Liu Xiao-Qian, Zhang Peng-Fei, Luo Xin, Huang Zi, Xu Xin-Shun
IEEE Trans Image Process. 2024;33:6550-6563. doi: 10.1109/TIP.2024.3492705. Epub 2024 Nov 19.
Unsupervised Domain Adaptation (UDA) has shown promise in Scene Text Recognition (STR) by facilitating knowledge transfer from labeled synthetic text (source) to more challenging unlabeled real scene text (target). However, existing UDA-based STR methods fully rely on the pseudo-labels of target samples, which ignores the impact of domain gaps (inter-domain noise) and various natural environments (intra-domain noise), resulting in poor pseudo-label quality.
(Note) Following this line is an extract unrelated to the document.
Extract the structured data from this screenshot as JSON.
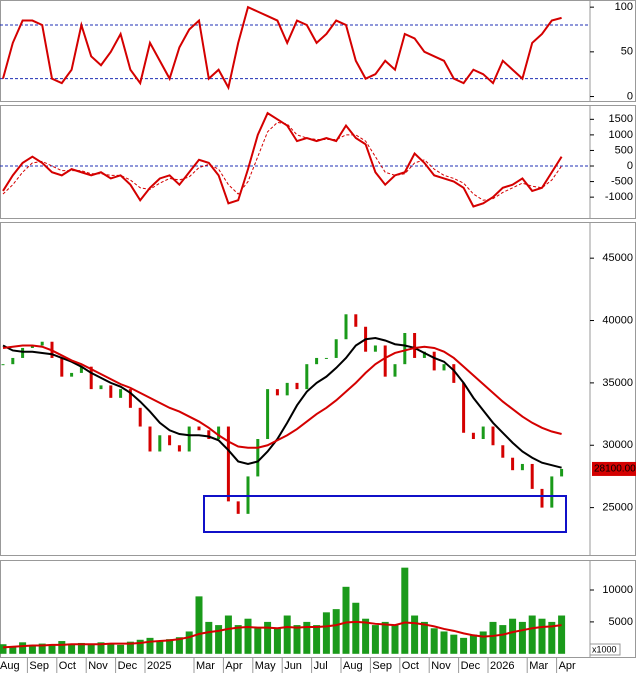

In this paper, we propose a novel noisy-aware unsupervised domain adaptation framework tailored for STR, which aims to enhance model robustness against both inter- and intra-domain noise, thereby providing more precise pseudo-labels for target samples. Concretely, we propose a reweighting target pseudo-labels by estimating the entropy of refined probability distributions, which mitigates the impact of domain gaps on pseudo-labels. Additionally, a decoupled triple-P-N consistency matching module is proposed, which leverages data augmentation to increase data diversity, enhancing model robustness in diverse natural environments. Within this module, we design a low-confidence-based character negative learning, which is decoupled from high-confidence-based positive learning, thus improving sample utilization under scarce target samples. Furthermore, we extend our framework to the more challenging Source-Free UDA (SFUDA) setting, where only a pre-trained source model is available for adaptation, with no access to source data. Experimental results on benchmark datasets demonstrate the effectiveness of our framework. Under the SFUDA setting, our method exhibits faster convergence and superior performance with less training data than previous UDA-based STR methods. Our method surpasses representative STR methods, establishing new state-of-the-art results across multiple datasets.
无监督域适应(UDA)通过促进从有标签的合成文本(源)到更具挑战性的无标签真实场景文本(目标)的知识转移,在场景文本识别(STR)中显示出了潜力。然而,现有的基于UDA的STR方法完全依赖于目标样本的伪标签,这忽略了域差距(域间噪声)和各种自然环境(域内噪声)的影响,导致伪标签质量较差。在本文中,我们提出了一种专门为STR量身定制的新型噪声感知无监督域适应框架,旨在增强模型对域间和域内噪声的鲁棒性,从而为目标样本提供更精确的伪标签。具体而言,我们提出通过估计细化概率分布的熵来重新加权目标伪标签,这减轻了域差距对伪标签的影响。此外,还提出了一个解耦的三对三一致性匹配模块,该模块利用数据增强来增加数据多样性,增强模型在各种自然环境中的鲁棒性。在这个模块中,我们设计了一种基于低置信度的字符负学习,它与基于高置信度的正学习解耦,从而在稀缺的目标样本下提高样本利用率。此外,我们将我们的框架扩展到更具挑战性的无源UDA(SFUDA)设置,在这种设置下,只有一个预训练的源模型可用于适应,无法访问源数据。在基准数据集上的实验结果证明了我们框架的有效性。在SFUDA设置下,我们的方法比以前基于UDA的STR方法在更少的训练数据下表现出更快的收敛速度和卓越的性能。我们的方法超越了代表性的STR方法,在多个数据集上建立了新的最先进的结果。